5. It’s OK to take breaks and come back to things later. Well, of course, you can’t leave your class during the middle of a zoom meeting or a class period, but if you need to take your prep time to meditate or take a walk instead of grading, you can. With writing, I’m the type of person who needs a long time to mull over a draft before returning to it. I usually work on one thing for a couple weeks, put it down for a couple months while I’m working on something else, and then return to it. Teaching can’t replicate this same fluctuating rhythm, but you can break up grading with planning, if one makes you happier than the other. One way humans learn well is through spaced repetition, where you practice a skill or memorize information in a systematic way in which you focus mostly on the newest ideas or skills and occasionally on the older ideas and skills to reinforce them in your mind. With teaching, I don’t always have time to fit in vocabulary every week, but I know that if I come back to the same words with my students after a week, and then revisit the same words after a month, it might feel inconsistent but it might actually stick in their minds better that way. I give myself permission to not get to everything done in every lesson every week knowing that my students will benefit more if we go deeper into fewer concepts while circling back to the same ideas a few weeks later.
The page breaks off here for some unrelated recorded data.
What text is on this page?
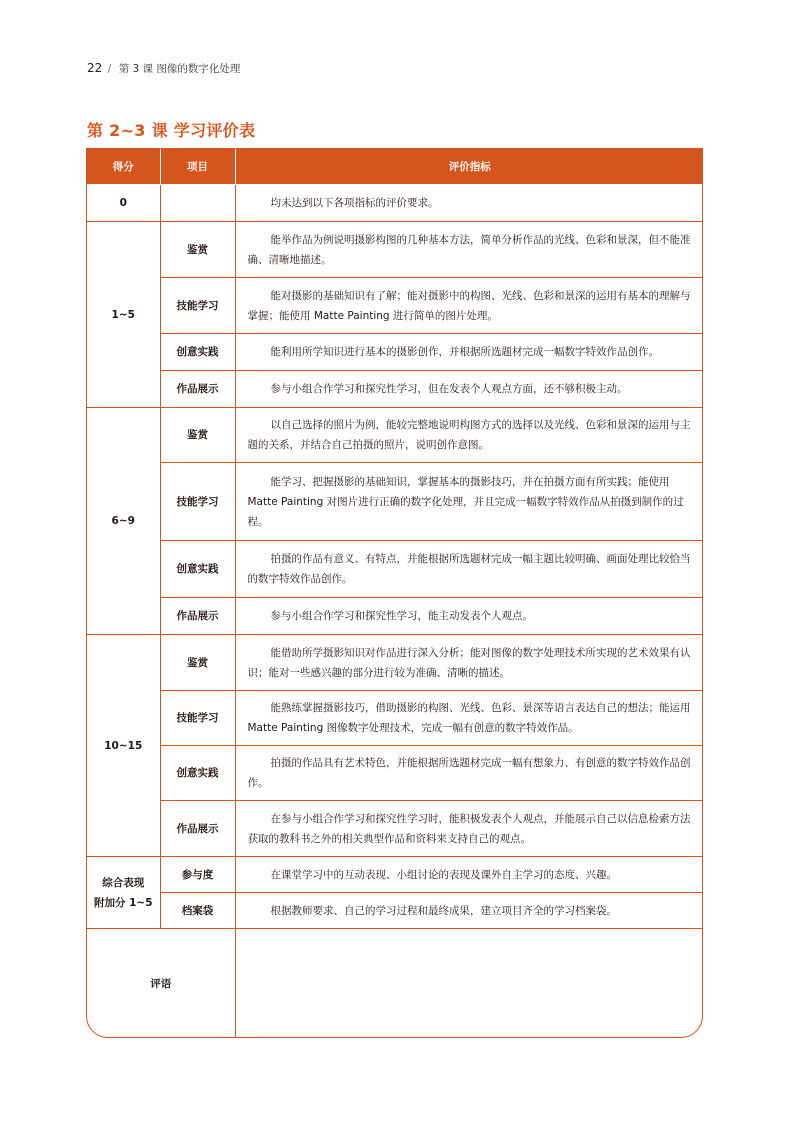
22 / 第 3 课 图像的数字化处理
第 2~3 课 学习评价表
得分	项目	评价指标
0		均未达到以下各项指标的评价要求。
1~5	鉴赏	能举作品为例说明摄影构图的几种基本方法，简单分析作品的光线、色彩和景深，但不能准确、清晰地描述。
	技能学习	能对摄影的基础知识有了解；能对摄影中的构图、光线、色彩和景深的运用有基本的理解与掌握；能使用 Matte Painting 进行简单的图片处理。
	创意实践	能利用所学知识进行基本的摄影创作，并根据所选题材完成一幅数字特效作品创作。
	作品展示	参与小组合作学习和探究性学习，但在发表个人观点方面，还不够积极主动。
6~9	鉴赏	以自己选择的照片为例，能较完整地说明构图方式的选择以及光线、色彩和景深的运用与主题的关系，并结合自己拍摄的照片，说明创作意图。
	技能学习	能学习、把握摄影的基础知识，掌握基本的摄影技巧，并在拍摄方面有所实践；能使用 Matte Painting 对图片进行正确的数字化处理，并且完成一幅数字特效作品从拍摄到制作的过程。
	创意实践	拍摄的作品有意义、有特点，并能根据所选题材完成一幅主题比较明确、画面处理比较恰当的数字特效作品创作。
	作品展示	参与小组合作学习和探究性学习，能主动发表个人观点。
10~15	鉴赏	能借助所学摄影知识对作品进行深入分析；能对图像的数字处理技术所实现的艺术效果有认识；能对一些感兴趣的部分进行较为准确、清晰的描述。
	技能学习	能熟练掌握摄影技巧，借助摄影的构图、光线、色彩、景深等语言表达自己的想法；能运用 Matte Painting 图像数字处理技术，完成一幅有创意的数字特效作品。
	创意实践	拍摄的作品具有艺术特色，并能根据所选题材完成一幅有想象力、有创意的数字特效作品创作。
	作品展示	在参与小组合作学习和探究性学习时，能积极发表个人观点，并能展示自己以信息检索方法获取的教科书之外的相关典型作品和资料来支持自己的观点。

综合表现
附加分 1~5	参与度	在课堂学习中的互动表现、小组讨论的表现及课外自主学习的态度、兴趣。
	档案袋	根据教师要求、自己的学习过程和最终成果，建立项目齐全的学习档案袋。
评语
Being an English teacher and a writer means that I’m constantly thinking about how to help my students become better at writing while also keeping my own writing on the backburner in my head. I was worried that the pandemic would make balancing these two identities even more challenging, but I’ve been lucky that they’ve been able to reinforce one another. For both writing and teaching, resilience is essential to keep going, especially when we’re in a global pandemic. So, if you are a teacher or a writer, or both, I hope you are able to take some time to take care of yourself so that you can bounce back from whatever challenges you are currently facing, or even just muddle through them.